According to The National Journal, there is a technology that could remedy the serious environmental effects of burning coal. In the midst of a call to stop creating coal plants, and to close those currently in operation, this technology may represent new life for the industry. As in the 1990s, when scrubbers were invented to help burn coal more clearly, this new technology may preserve coal as an enterprise among legitimate environmental concerns.
The Environmental Protection Agency is drafting regulations to control carbon emissions. These include the requirement for coal-fired power plants to use carbon capture and sequestration technology, or CCS. In coal states, industry leaders and lawmakers maintain CCS is not practical, though the EPA disagrees.

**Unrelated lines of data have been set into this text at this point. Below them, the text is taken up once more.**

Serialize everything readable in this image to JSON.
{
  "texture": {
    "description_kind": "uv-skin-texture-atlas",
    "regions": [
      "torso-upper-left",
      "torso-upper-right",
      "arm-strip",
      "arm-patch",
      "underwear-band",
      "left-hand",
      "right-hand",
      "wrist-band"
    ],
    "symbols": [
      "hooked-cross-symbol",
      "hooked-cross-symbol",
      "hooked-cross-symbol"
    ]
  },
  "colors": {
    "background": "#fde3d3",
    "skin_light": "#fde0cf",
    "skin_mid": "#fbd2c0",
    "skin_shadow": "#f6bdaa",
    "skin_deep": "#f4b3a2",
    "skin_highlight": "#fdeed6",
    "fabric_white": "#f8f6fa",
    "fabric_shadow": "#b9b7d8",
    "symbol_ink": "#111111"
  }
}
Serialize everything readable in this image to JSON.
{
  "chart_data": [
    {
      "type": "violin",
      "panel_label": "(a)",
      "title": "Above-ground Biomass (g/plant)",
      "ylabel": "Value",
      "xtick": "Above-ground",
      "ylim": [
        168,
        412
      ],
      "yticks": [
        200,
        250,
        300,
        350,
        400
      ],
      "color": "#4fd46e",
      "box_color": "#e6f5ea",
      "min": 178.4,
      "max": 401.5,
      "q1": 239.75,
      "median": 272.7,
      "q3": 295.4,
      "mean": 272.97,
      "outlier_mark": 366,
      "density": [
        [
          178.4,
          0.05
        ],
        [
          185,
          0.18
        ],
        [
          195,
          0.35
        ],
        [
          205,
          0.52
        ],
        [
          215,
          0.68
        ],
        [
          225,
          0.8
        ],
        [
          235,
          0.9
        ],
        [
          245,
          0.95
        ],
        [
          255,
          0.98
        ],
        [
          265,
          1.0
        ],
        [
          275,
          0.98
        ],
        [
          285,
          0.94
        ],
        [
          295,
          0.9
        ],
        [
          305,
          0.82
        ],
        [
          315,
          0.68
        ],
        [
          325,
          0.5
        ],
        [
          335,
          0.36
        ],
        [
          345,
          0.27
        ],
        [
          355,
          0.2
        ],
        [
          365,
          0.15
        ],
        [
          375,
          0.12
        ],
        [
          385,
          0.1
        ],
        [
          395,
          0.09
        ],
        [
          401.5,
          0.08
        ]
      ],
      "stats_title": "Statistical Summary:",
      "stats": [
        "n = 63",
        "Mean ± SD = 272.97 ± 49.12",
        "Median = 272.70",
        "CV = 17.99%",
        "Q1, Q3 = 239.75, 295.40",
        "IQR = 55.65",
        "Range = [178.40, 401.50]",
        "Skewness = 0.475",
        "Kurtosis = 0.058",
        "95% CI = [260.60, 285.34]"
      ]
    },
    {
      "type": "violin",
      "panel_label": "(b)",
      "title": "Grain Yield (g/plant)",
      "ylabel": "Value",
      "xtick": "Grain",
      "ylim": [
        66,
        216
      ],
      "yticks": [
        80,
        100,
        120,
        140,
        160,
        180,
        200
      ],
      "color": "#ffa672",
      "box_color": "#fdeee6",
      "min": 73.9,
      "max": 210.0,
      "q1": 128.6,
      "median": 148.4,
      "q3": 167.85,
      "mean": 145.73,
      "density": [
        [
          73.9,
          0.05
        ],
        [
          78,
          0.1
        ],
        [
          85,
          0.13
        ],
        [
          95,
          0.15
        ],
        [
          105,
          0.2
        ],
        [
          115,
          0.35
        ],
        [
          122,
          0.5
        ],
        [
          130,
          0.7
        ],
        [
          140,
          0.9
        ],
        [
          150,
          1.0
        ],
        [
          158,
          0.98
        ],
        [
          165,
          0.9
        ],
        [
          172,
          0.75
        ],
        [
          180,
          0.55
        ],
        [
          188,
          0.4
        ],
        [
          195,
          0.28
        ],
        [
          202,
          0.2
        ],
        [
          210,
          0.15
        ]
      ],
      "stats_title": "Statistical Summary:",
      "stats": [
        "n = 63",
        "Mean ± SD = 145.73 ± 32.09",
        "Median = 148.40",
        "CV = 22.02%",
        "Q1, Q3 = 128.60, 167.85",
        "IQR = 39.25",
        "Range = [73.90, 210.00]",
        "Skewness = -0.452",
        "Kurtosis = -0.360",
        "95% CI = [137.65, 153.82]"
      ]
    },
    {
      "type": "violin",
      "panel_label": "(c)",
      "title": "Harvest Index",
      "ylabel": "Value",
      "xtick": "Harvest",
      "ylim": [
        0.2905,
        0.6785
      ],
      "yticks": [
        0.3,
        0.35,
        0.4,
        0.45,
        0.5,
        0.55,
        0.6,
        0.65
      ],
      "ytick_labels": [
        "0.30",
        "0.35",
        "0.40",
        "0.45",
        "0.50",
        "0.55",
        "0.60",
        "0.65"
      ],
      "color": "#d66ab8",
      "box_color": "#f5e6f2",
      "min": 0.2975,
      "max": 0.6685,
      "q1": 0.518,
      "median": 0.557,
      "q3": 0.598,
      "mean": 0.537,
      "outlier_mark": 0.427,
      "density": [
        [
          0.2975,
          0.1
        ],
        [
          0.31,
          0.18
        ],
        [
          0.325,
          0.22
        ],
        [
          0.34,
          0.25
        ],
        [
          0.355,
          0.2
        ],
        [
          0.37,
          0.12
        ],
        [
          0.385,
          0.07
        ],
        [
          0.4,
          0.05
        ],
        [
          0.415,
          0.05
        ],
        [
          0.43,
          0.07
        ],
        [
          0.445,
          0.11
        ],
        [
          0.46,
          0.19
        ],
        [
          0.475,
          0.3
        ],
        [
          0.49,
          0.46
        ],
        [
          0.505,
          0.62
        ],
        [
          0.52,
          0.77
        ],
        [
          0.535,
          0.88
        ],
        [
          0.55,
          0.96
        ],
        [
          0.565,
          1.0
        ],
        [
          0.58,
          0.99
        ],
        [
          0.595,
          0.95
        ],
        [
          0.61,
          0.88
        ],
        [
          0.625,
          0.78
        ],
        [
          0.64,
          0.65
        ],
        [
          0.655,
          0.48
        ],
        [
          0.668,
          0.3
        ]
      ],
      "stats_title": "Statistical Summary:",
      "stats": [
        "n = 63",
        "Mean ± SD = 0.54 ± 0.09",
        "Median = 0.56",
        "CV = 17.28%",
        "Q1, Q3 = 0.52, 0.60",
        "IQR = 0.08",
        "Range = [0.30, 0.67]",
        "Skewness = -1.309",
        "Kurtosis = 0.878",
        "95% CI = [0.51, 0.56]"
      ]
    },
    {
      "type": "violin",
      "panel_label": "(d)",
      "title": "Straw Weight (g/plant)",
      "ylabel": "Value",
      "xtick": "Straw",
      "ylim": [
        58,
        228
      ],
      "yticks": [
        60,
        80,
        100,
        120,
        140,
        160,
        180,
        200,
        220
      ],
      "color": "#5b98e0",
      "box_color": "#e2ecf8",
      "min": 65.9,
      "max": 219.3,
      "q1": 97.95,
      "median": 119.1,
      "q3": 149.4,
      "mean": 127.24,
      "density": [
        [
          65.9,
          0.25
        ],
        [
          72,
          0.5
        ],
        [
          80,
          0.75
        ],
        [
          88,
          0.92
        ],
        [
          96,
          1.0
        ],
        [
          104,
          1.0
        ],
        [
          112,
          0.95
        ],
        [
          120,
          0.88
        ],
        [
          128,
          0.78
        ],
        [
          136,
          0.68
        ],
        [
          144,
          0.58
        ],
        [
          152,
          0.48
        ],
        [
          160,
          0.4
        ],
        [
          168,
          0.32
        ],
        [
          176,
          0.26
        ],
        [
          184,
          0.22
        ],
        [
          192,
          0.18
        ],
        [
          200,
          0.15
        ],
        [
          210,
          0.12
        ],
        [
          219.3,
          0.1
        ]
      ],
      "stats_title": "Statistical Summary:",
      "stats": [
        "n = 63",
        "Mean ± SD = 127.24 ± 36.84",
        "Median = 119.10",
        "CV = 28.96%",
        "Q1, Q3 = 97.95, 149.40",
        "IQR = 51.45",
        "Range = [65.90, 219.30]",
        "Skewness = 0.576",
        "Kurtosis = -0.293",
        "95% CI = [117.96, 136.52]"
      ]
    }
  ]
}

“CCS is a technology that is feasible. It is available today,” EPA Administrator Gina McCarthy said, as reported in The National Journal. “We know that. We know that because it's been demonstrated to be effective.”
However, a pilot CCS project in West Virginia did not get enough funding to proceed past the demonstration phase. “Until we can do the full-scale demonstration project, we can't have a commercial offering to the marketplace,” according to John Cohen, vice president of government affairs at Alstom, who worked on that project. “No one is offering a CCS product in the market.”
McCarthy maintains that the EPA's requirement for new coal-fired plants to include CCS will naturally drive a market for the technology. Furthermore, just as scrubbers did at their advent, CCS technology is likely to decline in price eventually as more companies adopt it. According to the Massachusetts Institute of Technology, four coal-fired power plants are in the planning phases. These will use CCS technology, as will the one plant that is currently under construction. The project under construction, which is owned by Southern Company and has U. S. Department of Energy backing, costs $5 billion so far.
Whether CCS is the update the coal industry needs to thrive in a world increasingly concerned with global warming, and increasingly enamored with renewable energy technologies, remains to be seen. However, the government is hopeful that CCS technology will, at the very least, reduce the carbon emissions of coal-fired power plants. Sen. Jay Rockefeller of West Virginia plans to introduce legislation providing subsidies for the use of CCS technology, and the EPA is attempting to collaborate with industry as best it can.